The first two, of course, are the same concept phrased slightly differently, and reflect at least three misunderstandings - that individual organisms evolve directly into other individual organisms like some sort of Pokémon, that one species will cease to exist once it gives rise to a new species, and that humans are descended from monkeys. (There's a part in the video starting at 5:33 that covers these with a nice little graphic.)
The third one is a distortion of the concept of the Most Recent Common Ancestor (MRCA). We commonly see the term applied to the unfortunately named idea of a Mitochondrial Eve - the most recent common female ancestor of all living humans.1
The reason that it's a distortion is that the MRCA depends on what group you're looking at. The MRCA of all living humans is not required to be the MRCA of all humans that have ever lived:
(From Wikipedia)
The MRCA of everyone alive today could thus have co-existed with a large human population, most of whom either have no living descendants today or else are ancestors of a subset of people alive today. The existence of an MRCA does therefore not imply the existence of a population bottleneck or first couple.
At this point, some alert individual might assert that even if you expand the pool to all humans that have ever lived, you still necessarily end up back at a first couple, but you'd be wrong because there isn't a requirement that the female MRCA and the male MRCA live at the same time. Think about it. If our notional female MRCA had children by two different men, and descendants of all of those children survived to the present day, then neither of her partners would be the male MRCA - her father would be. (There's also the little matter of identifying exactly where you draw the line between human and non-human. For a very relevant graphical demonstration, see here.)

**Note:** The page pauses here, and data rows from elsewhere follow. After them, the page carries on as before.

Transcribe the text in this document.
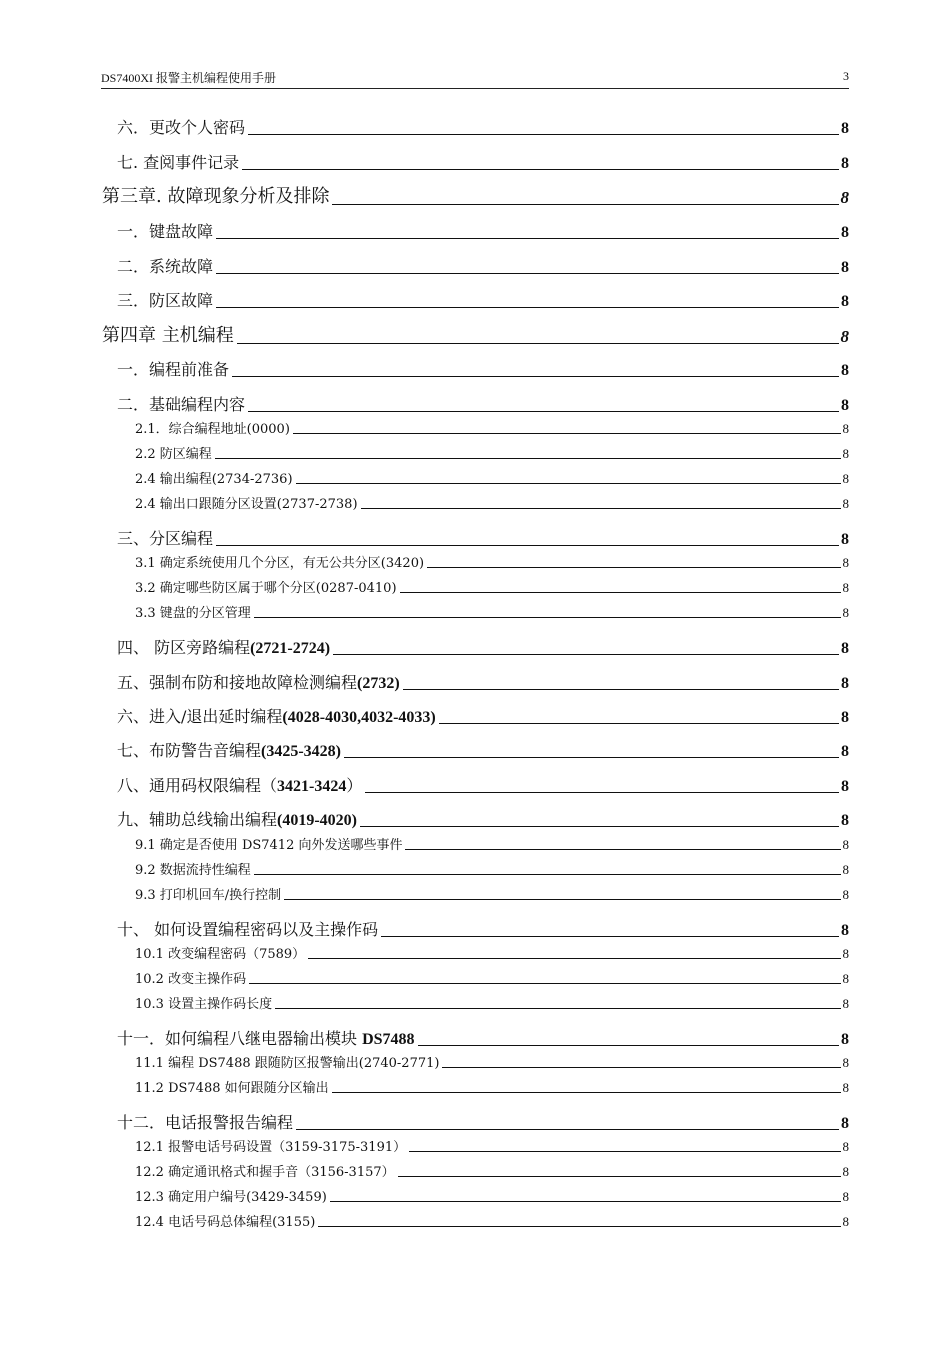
DS7400XI 报警主机编程使用手册	3
六．更改个人密码	8
七. 查阅事件记录	8
第三章. 故障现象分析及排除	8
一．键盘故障	8
二．系统故障	8
三．防区故障	8
第四章 主机编程	8
一．编程前准备	8
二．基础编程内容	8
2.1．综合编程地址(0000)	8
2.2 防区编程	8
2.4 输出编程(2734-2736)	8
2.4 输出口跟随分区设置(2737-2738)	8
三、分区编程	8
3.1 确定系统使用几个分区，有无公共分区(3420)	8
3.2 确定哪些防区属于哪个分区(0287-0410)	8
3.3 键盘的分区管理	8
四、 防区旁路编程(2721-2724)	8
五、强制布防和接地故障检测编程(2732)	8
六、进入/退出延时编程(4028-4030,4032-4033)	8
七、布防警告音编程(3425-3428)	8
八、通用码权限编程（3421-3424）	8
九、辅助总线输出编程(4019-4020)	8
9.1 确定是否使用 DS7412 向外发送哪些事件	8
9.2 数据流持性编程	8
9.3 打印机回车/换行控制	8
十、 如何设置编程密码以及主操作码	8
10.1 改变编程密码（7589）	8
10.2 改变主操作码	8
10.3 设置主操作码长度	8
十一．如何编程八继电器输出模块 DS7488	8
11.1 编程 DS7488 跟随防区报警输出(2740-2771)	8
11.2 DS7488 如何跟随分区输出	8
十二．电话报警报告编程	8
12.1 报警电话号码设置（3159-3175-3191）	8
12.2 确定通讯格式和握手音（3156-3157）	8
12.3 确定用户编号(3429-3459)	8
12.4 电话号码总体编程(3155)	8
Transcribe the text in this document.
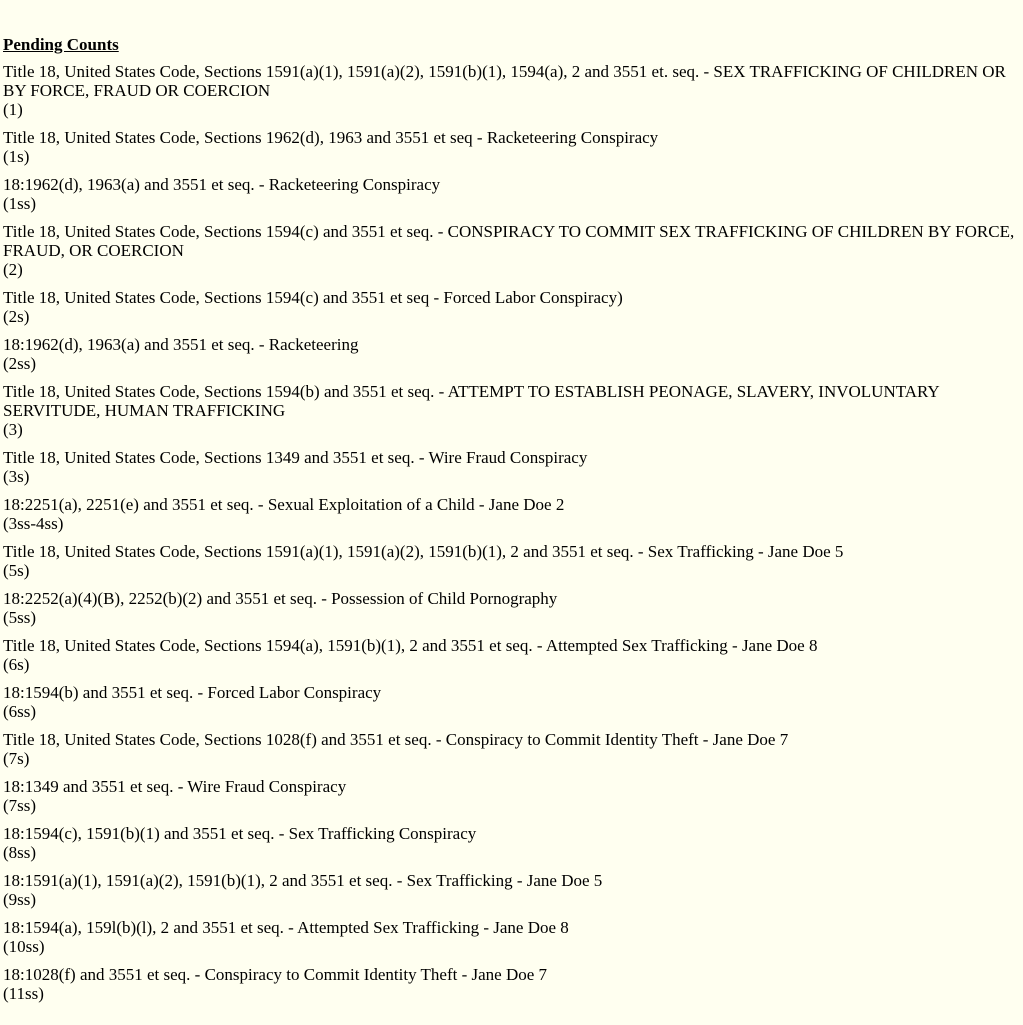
Pending Counts
Title 18, United States Code, Sections 1591(a)(1), 1591(a)(2), 1591(b)(1), 1594(a), 2 and 3551 et. seq. - SEX TRAFFICKING OF CHILDREN OR BY FORCE, FRAUD OR COERCION
(1)
Title 18, United States Code, Sections 1962(d), 1963 and 3551 et seq - Racketeering Conspiracy
(1s)
18:1962(d), 1963(a) and 3551 et seq. - Racketeering Conspiracy
(1ss)
Title 18, United States Code, Sections 1594(c) and 3551 et seq. - CONSPIRACY TO COMMIT SEX TRAFFICKING OF CHILDREN BY FORCE, FRAUD, OR COERCION
(2)
Title 18, United States Code, Sections 1594(c) and 3551 et seq - Forced Labor Conspiracy)
(2s)
18:1962(d), 1963(a) and 3551 et seq. - Racketeering
(2ss)
Title 18, United States Code, Sections 1594(b) and 3551 et seq. - ATTEMPT TO ESTABLISH PEONAGE, SLAVERY, INVOLUNTARY SERVITUDE, HUMAN TRAFFICKING
(3)
Title 18, United States Code, Sections 1349 and 3551 et seq. - Wire Fraud Conspiracy
(3s)
18:2251(a), 2251(e) and 3551 et seq. - Sexual Exploitation of a Child - Jane Doe 2
(3ss-4ss)
Title 18, United States Code, Sections 1591(a)(1), 1591(a)(2), 1591(b)(1), 2 and 3551 et seq. - Sex Trafficking - Jane Doe 5
(5s)
18:2252(a)(4)(B), 2252(b)(2) and 3551 et seq. - Possession of Child Pornography
(5ss)
Title 18, United States Code, Sections 1594(a), 1591(b)(1), 2 and 3551 et seq. - Attempted Sex Trafficking - Jane Doe 8
(6s)
18:1594(b) and 3551 et seq. - Forced Labor Conspiracy
(6ss)
Title 18, United States Code, Sections 1028(f) and 3551 et seq. - Conspiracy to Commit Identity Theft - Jane Doe 7
(7s)
18:1349 and 3551 et seq. - Wire Fraud Conspiracy
(7ss)
18:1594(c), 1591(b)(1) and 3551 et seq. - Sex Trafficking Conspiracy
(8ss)
18:1591(a)(1), 1591(a)(2), 1591(b)(1), 2 and 3551 et seq. - Sex Trafficking - Jane Doe 5
(9ss)
18:1594(a), 159l(b)(l), 2 and 3551 et seq. - Attempted Sex Trafficking - Jane Doe 8
(10ss)
18:1028(f) and 3551 et seq. - Conspiracy to Commit Identity Theft - Jane Doe 7
(11ss)
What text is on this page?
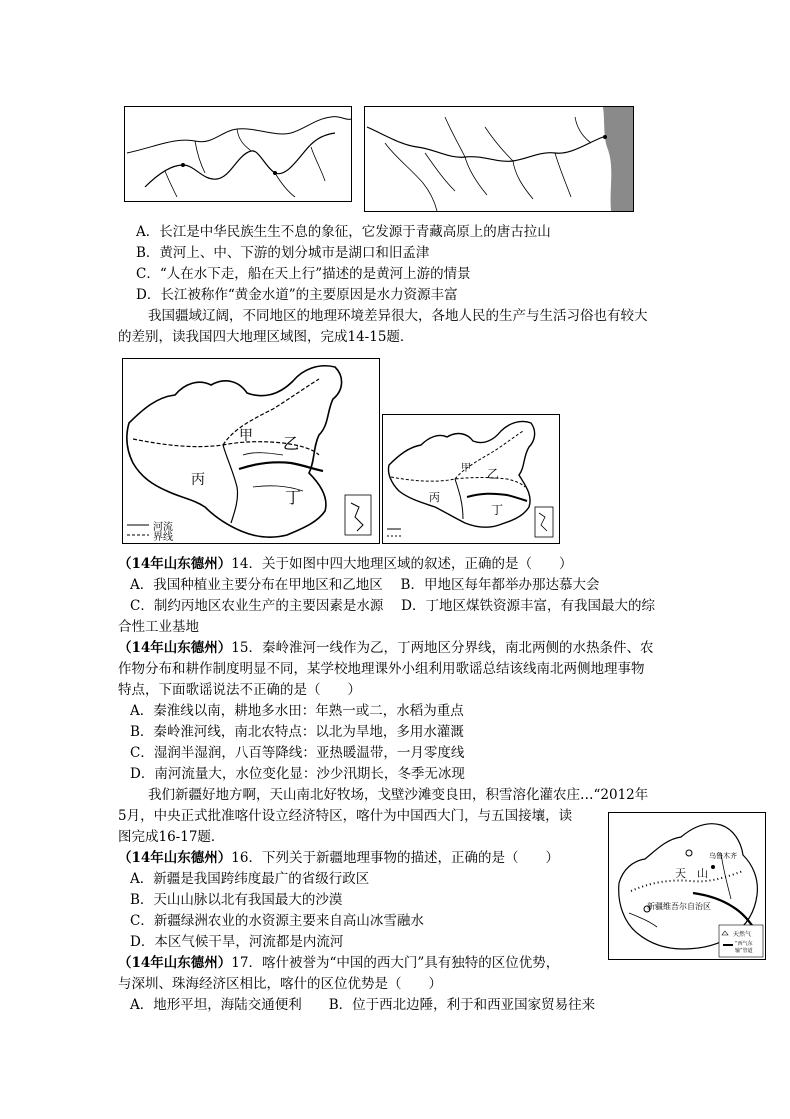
A．长江是中华民族生生不息的象征，它发源于青藏高原上的唐古拉山
B．黄河上、中、下游的划分城市是湖口和旧孟津
C．“人在水下走，船在天上行”描述的是黄河上游的情景
D．长江被称作“黄金水道”的主要原因是水力资源丰富
我国疆域辽阔，不同地区的地理环境差异很大，各地人民的生产与生活习俗也有较大
的差别，读我国四大地理区域图，完成14-15题．
甲 乙
丙
丁
河流
界线
甲 乙
丙
丁
（14年山东德州）14．关于如图中四大地理区域的叙述，正确的是（　　）
A．我国种植业主要分布在甲地区和乙地区　 B．甲地区每年都举办那达慕大会
C．制约丙地区农业生产的主要因素是水源　 D．丁地区煤铁资源丰富，有我国最大的综
合性工业基地
（14年山东德州）15．秦岭淮河一线作为乙，丁两地区分界线，南北两侧的水热条件、农
作物分布和耕作制度明显不同，某学校地理课外小组利用歌谣总结该线南北两侧地理事物
特点，下面歌谣说法不正确的是（　　）
A．秦淮线以南，耕地多水田：年熟一或二，水稻为重点
B．秦岭淮河线，南北农特点：以北为旱地，多用水灌溉
C．湿润半湿润，八百等降线：亚热暖温带，一月零度线
D．南河流量大，水位变化显：沙少汛期长，冬季无冰现
我们新疆好地方啊，天山南北好牧场，戈壁沙滩变良田，积雪溶化灌农庄…“2012年
5月，中央正式批准喀什设立经济特区，喀什为中国西大门，与五国接壤，读
图完成16-17题．
天　山
乌鲁木齐
新疆维吾尔自治区
天然气
“西气东输”管道
（14年山东德州）16．下列关于新疆地理事物的描述，正确的是（　　）
A．新疆是我国跨纬度最广的省级行政区
B．天山山脉以北有我国最大的沙漠
C．新疆绿洲农业的水资源主要来自高山冰雪融水
D．本区气候干旱，河流都是内流河
（14年山东德州）17．喀什被誉为“中国的西大门”具有独特的区位优势，
与深圳、珠海经济区相比，喀什的区位优势是（　　）
A．地形平坦，海陆交通便利　　B．位于西北边陲，利于和西亚国家贸易往来
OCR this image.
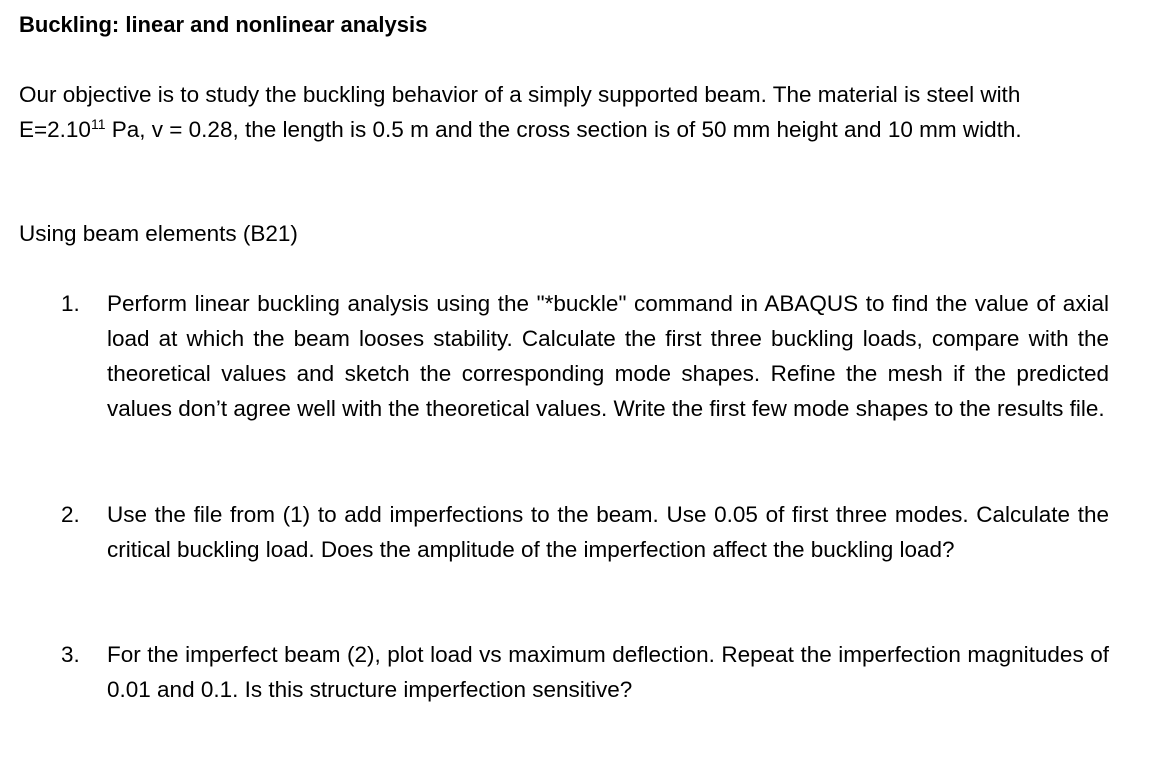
Buckling: linear and nonlinear analysis

Our objective is to study the buckling behavior of a simply supported beam. The material is steel with $E=2.10^{11}$ Pa, v = 0.28, the length is 0.5 m and the cross section is of 50 mm height and 10 mm width.

Using beam elements (B21)

1. Perform linear buckling analysis using the "*buckle" command in ABAQUS to find the value of axial load at which the beam looses stability. Calculate the first three buckling loads, compare with the theoretical values and sketch the corresponding mode shapes. Refine the mesh if the predicted values don’t agree well with the theoretical values. Write the first few mode shapes to the results file.
2. Use the file from (1) to add imperfections to the beam. Use 0.05 of first three modes. Calculate the critical buckling load. Does the amplitude of the imperfection affect the buckling load?
3. For the imperfect beam (2), plot load vs maximum deflection. Repeat the imperfection magnitudes of 0.01 and 0.1. Is this structure imperfection sensitive?
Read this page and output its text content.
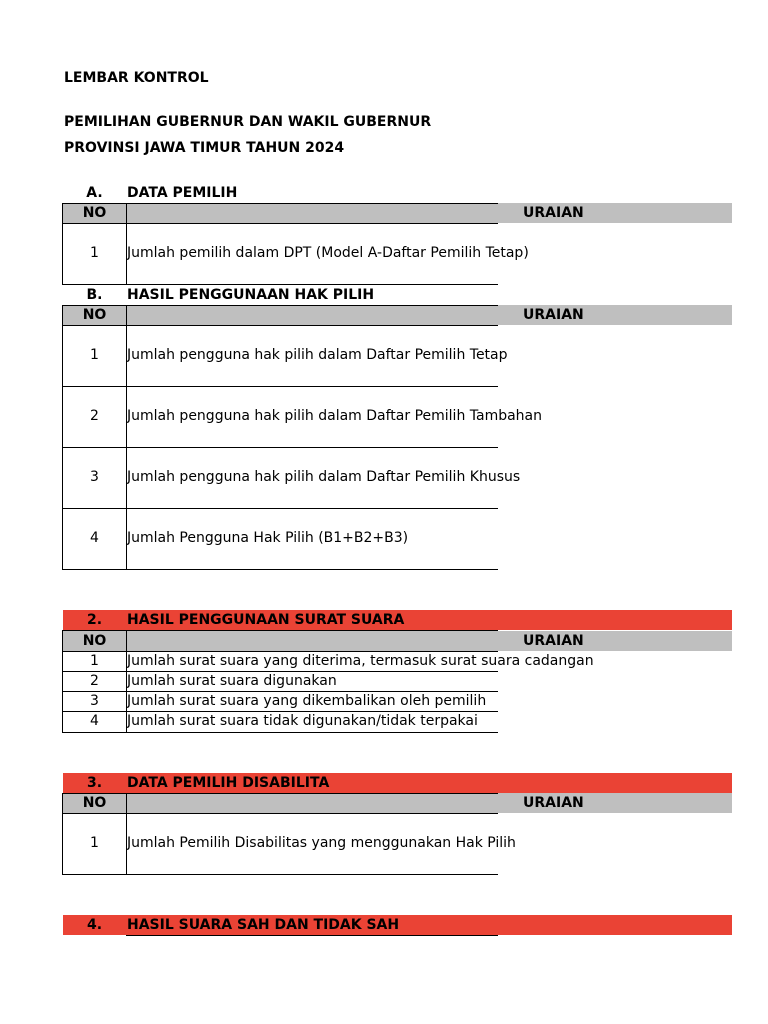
LEMBAR KONTROL
PEMILIHAN GUBERNUR DAN WAKIL GUBERNUR
PROVINSI JAWA TIMUR TAHUN 2024
A.	DATA PEMILIH
NO	URAIAN
1	Jumlah pemilih dalam DPT (Model A-Daftar Pemilih Tetap)
B.	HASIL PENGGUNAAN HAK PILIH
NO	URAIAN
1	Jumlah pengguna hak pilih dalam Daftar Pemilih Tetap
2	Jumlah pengguna hak pilih dalam Daftar Pemilih Tambahan
3	Jumlah pengguna hak pilih dalam Daftar Pemilih Khusus
4	Jumlah Pengguna Hak Pilih (B1+B2+B3)
2.	HASIL PENGGUNAAN SURAT SUARA
NO	URAIAN
1	Jumlah surat suara yang diterima, termasuk surat suara cadangan
2	Jumlah surat suara digunakan
3	Jumlah surat suara yang dikembalikan oleh pemilih
4	Jumlah surat suara tidak digunakan/tidak terpakai
3.	DATA PEMILIH DISABILITA
NO	URAIAN
1	Jumlah Pemilih Disabilitas yang menggunakan Hak Pilih
4.	HASIL SUARA SAH DAN TIDAK SAH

The last point is simply untrue. Most mutations aren't fatal. Most are neutral. The fatal ones tend to get removed from the population pretty quickly for obvious reasons. Neutral ones can just sort of drift around in the gene pool without any particular consequences. Beneficial ones tend to increase in frequency.2
We could go on with this, and we'd see the same thing over and over again. That suggests to me that the evolution deniers out there aren't at all interested in addressing the subject on the basis of facts and evidence, but rather seek to turn it into an exercise in emotional manipulation.3
The lesson here, as always, is to do some fact checking when you run across references to cats birthing dogs and such. If nothing else, ask yourself "if this is such a simple and obvious flaw in evolution, then why on Earth does anyone still accept it?" Your answer should be "maybe this supposed flaw has already been addressed, or maybe whoever proposed it doesn't understand evolution very well."
-Jay
----------
1So named because mitochondria within cells come from the mother - sperm lack mitochondria. Similarly, we can talk about a Y-chromosomal Adam.
2But remember that beneficial depends on the environment, and may be a tradeoff. Conspicuous physical displays may increase the chances of finding a mate, but may also increase the chances of getting eaten.
3Ken Ham is perhaps the current master of this approach. What the man actually knows about evolution is unlikely to fill a thimble, so he takes the fear-mongering approach of linking evolution to everything that is bad in the world. Ham also attracts attention for his horribly distorted theology. James McGrath recently had a post up summarizing some of the criticism Ham has been receiving from within the evangelical community of late.